The Pope sharply criticizes the lack of a global consensus and of ecologically minded political leadership. He stipulates a promising global strategy to solve the most urgent problems of ecology and to overcome their destructive impact on the poor. Being aware of the weakness of national policies he insists on the need for strong international agreements as a corrective of unsustainable local or national strategies (and thus a limitation of state sovereignty with regard to the global ecological impact of local practises).

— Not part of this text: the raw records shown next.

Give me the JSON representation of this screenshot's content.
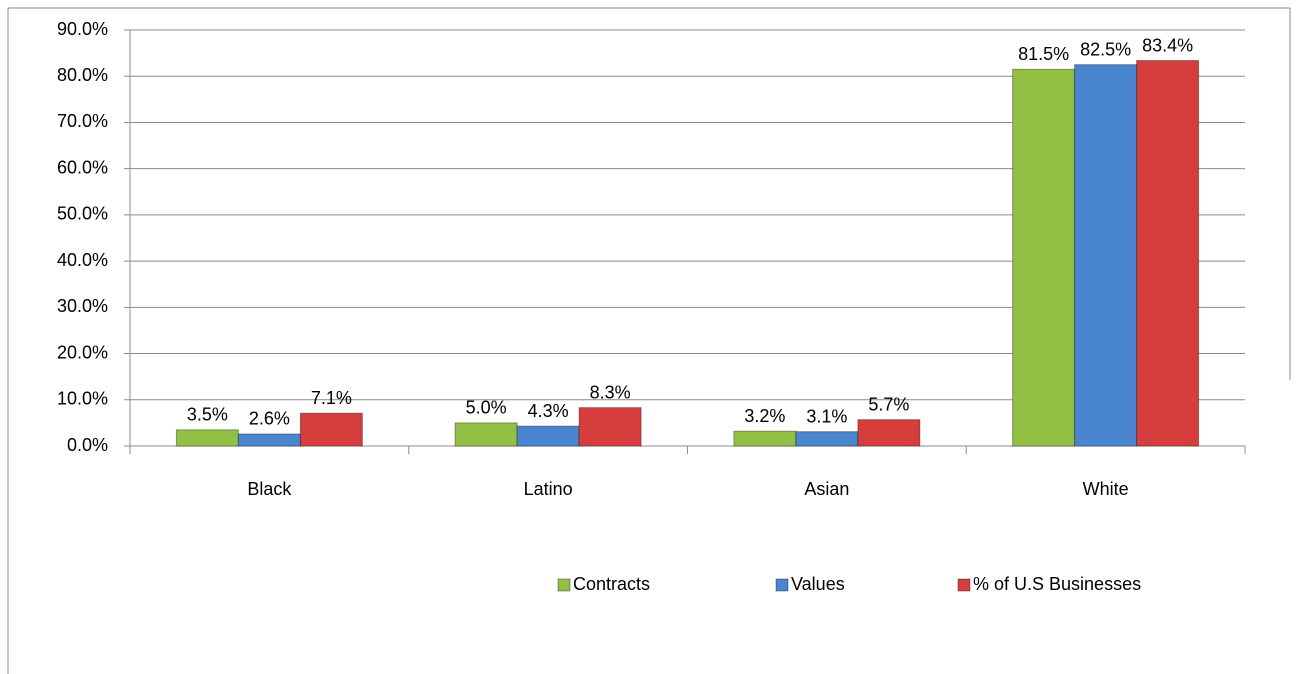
{
  "chart_data": {
    "type": "bar",
    "categories": [
      "Black",
      "Latino",
      "Asian",
      "White"
    ],
    "series": [
      {
        "name": "Contracts",
        "color": "#92c045",
        "values": [
          3.5,
          5.0,
          3.2,
          81.5
        ],
        "value_labels": [
          "3.5%",
          "5.0%",
          "3.2%",
          "81.5%"
        ]
      },
      {
        "name": "Values",
        "color": "#4a86d0",
        "values": [
          2.6,
          4.3,
          3.1,
          82.5
        ],
        "value_labels": [
          "2.6%",
          "4.3%",
          "3.1%",
          "82.5%"
        ]
      },
      {
        "name": "% of U.S Businesses",
        "color": "#d63d3d",
        "values": [
          7.1,
          8.3,
          5.7,
          83.4
        ],
        "value_labels": [
          "7.1%",
          "8.3%",
          "5.7%",
          "83.4%"
        ]
      }
    ],
    "ylim": [
      0,
      90
    ],
    "yticks": [
      {
        "value": 0,
        "label": "0.0%"
      },
      {
        "value": 10,
        "label": "10.0%"
      },
      {
        "value": 20,
        "label": "20.0%"
      },
      {
        "value": 30,
        "label": "30.0%"
      },
      {
        "value": 40,
        "label": "40.0%"
      },
      {
        "value": 50,
        "label": "50.0%"
      },
      {
        "value": 60,
        "label": "60.0%"
      },
      {
        "value": 70,
        "label": "70.0%"
      },
      {
        "value": 80,
        "label": "80.0%"
      },
      {
        "value": 90,
        "label": "90.0%"
      }
    ],
    "grid": true,
    "legend": "bottom"
  }
}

“Enforceable international agreements are urgently needed, since local authorities are not always capable of effective intervention. Relations between states must be respectful of each other’s sovereignty, but must also lay down mutually agreed means of averting regional disasters which would eventually affect everyone. Global regulatory norms are needed to impose obligations and prevent unacceptable actions, for example, when powerful companies or countries dump contaminated waste or offshore polluting industries in other countries.” (LS 173)

No doubt many responsible people are attentive to the (mutual, but asymmetric) global interdependency, of unsustainable life-styles in the Western world and the necessity to promote a basic change of economic patterns for the sake of a just and sustainable eco-social development. Whereas one can hardly say that we lack knowledge of the causal relationship between the constant (ab)use of natural resources and the ecological crisis, the world still lacks a solid political concept of how to implement the ideas and norms of sustainable development in order to efficiently protect the climate as a global common good and the related global commons such as water, air, soil, and biodiversity.

As far as I can see Pope Francis introduces a new aspect in the Papal teaching when he not only focuses on the global common good but also on global commons. It is with regard to the governance of the oceans that he comes to this political topic:

“International and regional conventions do exist, but fragmentation and the lack of strict mechanisms of regulation, control and penalization end up undermining these efforts. The growing problem of marine waste and the protection of the open seas represent particular challenges. What is needed, in effect, is an agreement on systems of governance for the whole range of so-called ‚global commons‘.“ (LS 174, italics mine, M. Heimbach-Steins)

In my opinion the allusion to the concept of global governance and to the protection of goods qualified as global commons (which, of course, to this day remains an issue of academic and political debate) indicates the necessity to further elaborate on what the principle of common good as a globally dimensioned one means. Christian Social Ethics is provoked to deeper reflect the interconnectedness between the global common good as a goal, global governance as conceptual strategy related to that goal and the protection of the global commons as goods which materialize the idea of the global common good. As far as I can see these interconnections have not been treated intensively in the field of Christian Social Ethics up to now. It might be an impulse from the Encyclical for social ethicists to pick up in order to contribute to the „care for our common home“ on the level of social ethical reflection.